Atrapada en una de sus propias historietas, la cantante Gloria Trevi protagoniza desde hace unos meses un road movie, digno de dicho género cinematográfico, conocido por filmes tales como Asesinos por naturaleza (Oliver Stone) o París Texas (Win Wenders).  La historia no podía ser mejor. La chica acelerada huye en compañía de su manager, el compositor Sergio Andrade, ávido de púberes ingenuas. Como la pareja no puede viajar sin una de sus pupilas, se lleva a Karina Alejandra, una niña chihuahuense de parientes desmemoriados quienes finalmente denuncian el hecho.  Los persigue la opinión pública y la Unidad Especial Antisecuestros de la Procu.  Esta fan irredenta de la Trevi sólo espera que el final no sea patético (la Trevi pidiendo perdón al ver el fuego de la hoguera). Sería más honroso que sacara un calendario de prozac, nembutal, tafil o cualquiera de esas pastillitas, colgadas a su cintura en un collar de cuentas.

Hay otra película que podría contarse, si retrocedemos una década y consultamos las fuentes de Teleguía, Notitas Musicales y demás etcéteras. Los ANTECEDENTES: Gloria es la chava que sueña con triunfar, y con tal motivo emigra al D.F., desafiando a su decentísima familia regimontana (recuérdese la carta de la abuela, Gloria, niña triste, que la señora publicó en el periódico El Norte, cuando su nietecita ya era famosa. ¡Ah, cómo se reiría la Trevi leyéndola! seguro se meó sobre el periódico).  Después de las penurias de rigor, presentamos la SECUENCIA DE APERTURA. Nuestra heroína se aposta durante horas en la entrada de una estación de radio, hasta caerle a Sergio Andrade, su productor cuando Gloria era quinceañera y cantaba en el grupo Boquitas Pintadas. Sobra decir que lo convence de sus habilidades como compositora e intérprete.

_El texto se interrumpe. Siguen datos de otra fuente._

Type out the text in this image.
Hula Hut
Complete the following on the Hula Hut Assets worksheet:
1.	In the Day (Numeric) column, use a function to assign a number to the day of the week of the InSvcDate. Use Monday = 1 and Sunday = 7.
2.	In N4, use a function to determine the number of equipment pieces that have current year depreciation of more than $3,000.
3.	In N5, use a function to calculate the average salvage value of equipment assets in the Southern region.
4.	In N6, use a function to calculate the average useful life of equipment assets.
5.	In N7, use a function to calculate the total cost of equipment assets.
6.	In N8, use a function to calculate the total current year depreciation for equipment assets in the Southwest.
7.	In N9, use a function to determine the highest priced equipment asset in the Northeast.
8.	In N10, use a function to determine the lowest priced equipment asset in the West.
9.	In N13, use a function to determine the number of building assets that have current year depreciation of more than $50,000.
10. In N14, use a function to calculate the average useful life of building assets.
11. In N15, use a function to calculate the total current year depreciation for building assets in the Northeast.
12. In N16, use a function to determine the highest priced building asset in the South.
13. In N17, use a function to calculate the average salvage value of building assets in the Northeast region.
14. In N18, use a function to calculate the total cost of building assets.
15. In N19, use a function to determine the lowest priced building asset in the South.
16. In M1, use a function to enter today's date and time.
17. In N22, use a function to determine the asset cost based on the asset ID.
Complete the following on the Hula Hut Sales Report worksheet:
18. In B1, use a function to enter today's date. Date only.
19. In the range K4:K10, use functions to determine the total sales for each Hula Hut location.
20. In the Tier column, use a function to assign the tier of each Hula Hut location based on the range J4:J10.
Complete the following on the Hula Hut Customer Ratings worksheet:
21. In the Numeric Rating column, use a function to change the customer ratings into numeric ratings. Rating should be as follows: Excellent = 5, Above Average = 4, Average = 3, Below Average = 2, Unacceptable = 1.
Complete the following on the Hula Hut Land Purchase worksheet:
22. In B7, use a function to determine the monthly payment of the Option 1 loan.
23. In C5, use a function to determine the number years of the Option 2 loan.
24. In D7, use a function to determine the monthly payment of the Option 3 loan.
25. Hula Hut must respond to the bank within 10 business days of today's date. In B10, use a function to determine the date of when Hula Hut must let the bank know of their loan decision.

EL PRIMER GIRO ARGUMENTAL. Sergio prepara el lanzamiento del año 1989 y le hace un coco wash a la Trevi. Hijita, vamos a explotar una imagen de chava buena onda, medio rebelde e incomprendida. Para hacer visible la singularidad de su creación, el doctor Andrade viste a su monstruo con unos trapos loquísimos, medias rotas, combinaciones de caja fuerte y extensiones de la greña. Todo ello, con la licencia que le otorga ese cuerpazo de infarto (véase Calentarios).  Y sale el disco, con aquella rola reiterativa, doctor Psiquiatra, donde Gloria berrea hasta venirse a la realidad.  Zafarranchos que no espantan a nadie pero dedicados a impactar a los fans, a las buenas conciencias y a los padres de familia atónitos. De ahí pa’l real, la Trevi podrá postularse como presidenta de la república, censurar a Marcos, cantar temas polémicos escritos por ella misma, insinuar abortos, condones, pregonar la virginidad como un estorbo y hasta plantear la posibilidad de suicidarse cuando la vacuidad que la rodea así lo exija.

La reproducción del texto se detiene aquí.